Le Dr Martin Laliberté, urgentologue et toxicologue au Centre universitaire de santé McGill, a par ailleurs répété qu’« [i]l faut se rappeler que tous les extraits de plante ne peuvent pas être présumés inoffensifs simplement parce qu’ils sont naturels[55] ». Par conséquent, les témoins ont recommandé que la teneur en caféine soit restreinte à 30 mg par consommation standard, une limite volontaire qui a déjà été établie par l’Association canadienne des sociétés des alcools[56].

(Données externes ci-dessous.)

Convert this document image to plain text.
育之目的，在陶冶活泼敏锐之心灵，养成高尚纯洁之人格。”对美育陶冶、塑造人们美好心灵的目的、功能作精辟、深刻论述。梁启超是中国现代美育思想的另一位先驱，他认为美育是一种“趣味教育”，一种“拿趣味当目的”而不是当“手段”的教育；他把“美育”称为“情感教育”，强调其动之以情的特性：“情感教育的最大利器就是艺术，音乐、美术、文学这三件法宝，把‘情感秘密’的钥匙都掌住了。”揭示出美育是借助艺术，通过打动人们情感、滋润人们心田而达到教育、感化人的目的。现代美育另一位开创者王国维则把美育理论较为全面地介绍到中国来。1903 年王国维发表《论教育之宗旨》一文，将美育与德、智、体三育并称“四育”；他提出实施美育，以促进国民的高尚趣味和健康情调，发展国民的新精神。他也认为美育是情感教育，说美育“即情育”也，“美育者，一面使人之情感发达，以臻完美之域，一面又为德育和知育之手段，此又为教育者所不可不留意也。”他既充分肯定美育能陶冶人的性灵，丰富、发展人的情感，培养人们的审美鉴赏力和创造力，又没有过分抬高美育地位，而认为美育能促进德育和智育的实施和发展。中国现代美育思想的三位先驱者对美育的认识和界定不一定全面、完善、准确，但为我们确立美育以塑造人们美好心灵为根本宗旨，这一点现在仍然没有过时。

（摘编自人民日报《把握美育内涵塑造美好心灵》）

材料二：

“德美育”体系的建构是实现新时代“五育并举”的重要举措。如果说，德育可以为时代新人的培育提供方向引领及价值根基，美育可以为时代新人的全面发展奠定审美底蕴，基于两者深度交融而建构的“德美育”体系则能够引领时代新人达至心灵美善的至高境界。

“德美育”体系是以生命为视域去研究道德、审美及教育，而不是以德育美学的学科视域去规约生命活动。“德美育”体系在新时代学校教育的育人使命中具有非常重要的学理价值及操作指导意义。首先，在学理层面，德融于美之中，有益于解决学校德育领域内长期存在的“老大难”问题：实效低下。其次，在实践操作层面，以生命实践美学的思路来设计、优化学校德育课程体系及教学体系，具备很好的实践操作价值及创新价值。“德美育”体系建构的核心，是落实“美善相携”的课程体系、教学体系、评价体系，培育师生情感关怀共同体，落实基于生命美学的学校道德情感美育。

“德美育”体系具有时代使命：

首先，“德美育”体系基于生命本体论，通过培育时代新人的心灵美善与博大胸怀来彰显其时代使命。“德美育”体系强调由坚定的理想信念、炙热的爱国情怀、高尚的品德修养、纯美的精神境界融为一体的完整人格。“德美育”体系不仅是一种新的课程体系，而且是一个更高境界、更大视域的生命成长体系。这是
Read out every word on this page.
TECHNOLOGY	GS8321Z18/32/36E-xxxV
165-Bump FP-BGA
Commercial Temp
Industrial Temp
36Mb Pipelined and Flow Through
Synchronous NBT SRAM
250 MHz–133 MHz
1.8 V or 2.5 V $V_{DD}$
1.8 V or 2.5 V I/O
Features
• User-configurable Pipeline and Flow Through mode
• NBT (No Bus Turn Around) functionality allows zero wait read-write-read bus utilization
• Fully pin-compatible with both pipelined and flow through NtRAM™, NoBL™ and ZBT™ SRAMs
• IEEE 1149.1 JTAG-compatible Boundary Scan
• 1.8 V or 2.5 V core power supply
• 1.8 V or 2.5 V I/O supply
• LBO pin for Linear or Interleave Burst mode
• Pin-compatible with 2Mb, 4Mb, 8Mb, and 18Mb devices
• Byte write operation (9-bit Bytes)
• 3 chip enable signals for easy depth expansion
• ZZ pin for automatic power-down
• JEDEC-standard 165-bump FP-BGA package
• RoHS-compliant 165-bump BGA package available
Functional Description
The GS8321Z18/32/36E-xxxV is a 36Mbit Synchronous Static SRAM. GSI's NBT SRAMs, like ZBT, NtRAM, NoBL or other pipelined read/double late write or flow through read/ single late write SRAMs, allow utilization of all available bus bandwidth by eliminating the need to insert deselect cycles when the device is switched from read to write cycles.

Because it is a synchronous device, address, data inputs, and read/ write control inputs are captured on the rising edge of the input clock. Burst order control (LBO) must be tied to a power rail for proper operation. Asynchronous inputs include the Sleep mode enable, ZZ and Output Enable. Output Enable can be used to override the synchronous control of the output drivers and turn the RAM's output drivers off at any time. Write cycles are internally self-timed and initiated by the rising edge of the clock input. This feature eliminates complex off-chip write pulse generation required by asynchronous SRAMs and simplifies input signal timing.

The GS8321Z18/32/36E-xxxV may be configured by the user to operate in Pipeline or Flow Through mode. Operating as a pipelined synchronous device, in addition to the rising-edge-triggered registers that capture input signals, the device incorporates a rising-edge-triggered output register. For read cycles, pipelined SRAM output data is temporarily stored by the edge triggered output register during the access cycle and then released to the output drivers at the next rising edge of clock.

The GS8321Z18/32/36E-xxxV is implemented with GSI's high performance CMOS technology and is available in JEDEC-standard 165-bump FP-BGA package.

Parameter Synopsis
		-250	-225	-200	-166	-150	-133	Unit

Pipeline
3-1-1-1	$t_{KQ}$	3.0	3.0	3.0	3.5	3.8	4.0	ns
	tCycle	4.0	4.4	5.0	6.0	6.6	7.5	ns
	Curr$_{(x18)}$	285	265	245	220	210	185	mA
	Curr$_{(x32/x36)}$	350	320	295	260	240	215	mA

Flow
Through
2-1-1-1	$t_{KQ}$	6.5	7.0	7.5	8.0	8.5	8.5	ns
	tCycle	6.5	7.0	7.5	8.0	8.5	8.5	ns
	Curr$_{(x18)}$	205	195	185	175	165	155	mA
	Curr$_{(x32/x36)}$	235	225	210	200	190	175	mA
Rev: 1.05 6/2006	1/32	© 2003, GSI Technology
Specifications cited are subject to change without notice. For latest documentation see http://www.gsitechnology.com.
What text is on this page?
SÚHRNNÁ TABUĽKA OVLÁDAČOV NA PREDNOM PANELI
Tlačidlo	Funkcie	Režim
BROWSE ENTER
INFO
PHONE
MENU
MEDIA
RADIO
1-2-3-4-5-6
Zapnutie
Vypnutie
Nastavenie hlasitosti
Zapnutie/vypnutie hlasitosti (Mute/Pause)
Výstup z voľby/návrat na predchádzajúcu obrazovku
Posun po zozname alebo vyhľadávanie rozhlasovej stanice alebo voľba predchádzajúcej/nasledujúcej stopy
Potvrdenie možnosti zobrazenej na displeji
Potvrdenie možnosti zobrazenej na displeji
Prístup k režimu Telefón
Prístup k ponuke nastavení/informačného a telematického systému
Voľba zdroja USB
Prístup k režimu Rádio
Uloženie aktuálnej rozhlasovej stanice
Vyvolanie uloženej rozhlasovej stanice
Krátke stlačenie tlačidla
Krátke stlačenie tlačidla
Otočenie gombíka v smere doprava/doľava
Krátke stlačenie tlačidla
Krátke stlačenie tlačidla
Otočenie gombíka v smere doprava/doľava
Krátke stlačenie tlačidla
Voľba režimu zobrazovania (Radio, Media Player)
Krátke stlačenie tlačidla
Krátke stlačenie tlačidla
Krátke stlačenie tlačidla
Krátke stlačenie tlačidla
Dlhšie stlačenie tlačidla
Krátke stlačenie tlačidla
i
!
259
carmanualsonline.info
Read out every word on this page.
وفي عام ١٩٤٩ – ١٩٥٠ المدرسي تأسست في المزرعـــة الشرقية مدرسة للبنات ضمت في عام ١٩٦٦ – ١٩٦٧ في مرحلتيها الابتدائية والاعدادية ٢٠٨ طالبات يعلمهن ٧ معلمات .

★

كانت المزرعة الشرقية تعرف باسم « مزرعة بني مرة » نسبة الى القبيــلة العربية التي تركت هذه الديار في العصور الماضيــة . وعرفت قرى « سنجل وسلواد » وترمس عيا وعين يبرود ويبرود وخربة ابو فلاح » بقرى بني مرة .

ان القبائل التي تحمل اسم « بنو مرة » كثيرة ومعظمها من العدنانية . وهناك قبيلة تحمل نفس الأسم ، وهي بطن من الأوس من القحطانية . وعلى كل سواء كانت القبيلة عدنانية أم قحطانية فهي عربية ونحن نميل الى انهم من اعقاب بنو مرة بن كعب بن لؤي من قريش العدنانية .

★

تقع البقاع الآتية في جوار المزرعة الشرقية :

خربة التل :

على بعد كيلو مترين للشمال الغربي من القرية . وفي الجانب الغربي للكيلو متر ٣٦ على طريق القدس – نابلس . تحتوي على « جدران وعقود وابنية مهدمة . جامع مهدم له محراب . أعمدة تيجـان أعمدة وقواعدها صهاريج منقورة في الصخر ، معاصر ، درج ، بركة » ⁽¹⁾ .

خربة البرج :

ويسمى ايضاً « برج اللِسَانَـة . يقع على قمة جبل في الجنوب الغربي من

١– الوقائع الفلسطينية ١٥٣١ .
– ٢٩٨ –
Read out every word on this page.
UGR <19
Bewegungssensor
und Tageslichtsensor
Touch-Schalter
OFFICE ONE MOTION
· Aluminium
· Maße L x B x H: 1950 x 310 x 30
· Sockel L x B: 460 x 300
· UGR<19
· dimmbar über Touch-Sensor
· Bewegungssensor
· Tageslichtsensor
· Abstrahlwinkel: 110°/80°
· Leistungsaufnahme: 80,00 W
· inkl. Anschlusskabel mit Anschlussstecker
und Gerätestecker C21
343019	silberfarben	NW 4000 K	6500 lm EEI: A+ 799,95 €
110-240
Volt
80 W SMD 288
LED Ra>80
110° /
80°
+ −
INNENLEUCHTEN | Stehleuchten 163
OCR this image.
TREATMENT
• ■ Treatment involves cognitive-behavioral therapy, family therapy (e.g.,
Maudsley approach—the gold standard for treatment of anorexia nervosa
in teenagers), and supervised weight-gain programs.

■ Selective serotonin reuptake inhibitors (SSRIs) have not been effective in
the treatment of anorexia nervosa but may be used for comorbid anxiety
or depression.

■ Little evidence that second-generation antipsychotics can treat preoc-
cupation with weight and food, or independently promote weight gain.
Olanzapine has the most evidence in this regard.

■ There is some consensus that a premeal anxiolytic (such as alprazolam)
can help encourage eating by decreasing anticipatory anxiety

B. Étiquetage et emballage

Le Comité a appris que pour des raisons de santé et de sécurité, « [l]es Canadiens ont le droit de savoir ce qu’ils mangent et boivent. Pratiquement tous les aliments et boissons doivent étiqueter les calories et les ingrédients, mais pas les produits alcoolisés[57] ». Le président et chef de la direction de Spiritueux Canada, M. Jan Westcott, a expliqué que par le passé, il en était ainsi, car les ingrédients subissent une transformation substantielle lors de la fermentation et de la distillation[58]. Cela dit, les témoins ont indiqué au Comité qu’il est urgent de procéder à un examen de l’étiquetage des boissons alcoolisées pour aider les consommateurs à estimer leur consommation d’alcool et à être conscients de la valeur nutritive de ces boissons. Par conséquent, certains témoins ont recommandé que les étiquettes des boissons alcoolisées contiennent entre autres des renseignements sur :

  • le nombre de consommations standard d’alcool contenues dans la boisson;
  • la teneur en sucre, en calories et en caféine de la boisson et la présence d’autres types de stimulants;
  • les lignes directrices sur la consommation d’alcool à faible risque du Canada;
  • les risques pour la santé, comme le cancer, associés à la consommation d’alcool[59].

« Les Canadiens ont le droit de savoir ce qu’ils mangent et boivent. Pratiquement tous les aliments et boissons doivent étiqueter les calories et les ingrédients, mais pas les produits alcoolisés. »

Tim Stockwell, PhD, directeur, et Adam Sherk, étudiant au doctorat, Institut canadien de recherche sur la toxicomanie, Université de Victoria

En ce qui concerne l’étiquetage et l’emballage des boissons alcoolisées à haute teneur en sucre en particulier, le directeur général d’Éduc’alcool, M. Hubert Sacy, a recommandé que l’emballage, l’étiquetage et le lettrage de ces produits soient clairement conçus pour viser une clientèle adulte[60].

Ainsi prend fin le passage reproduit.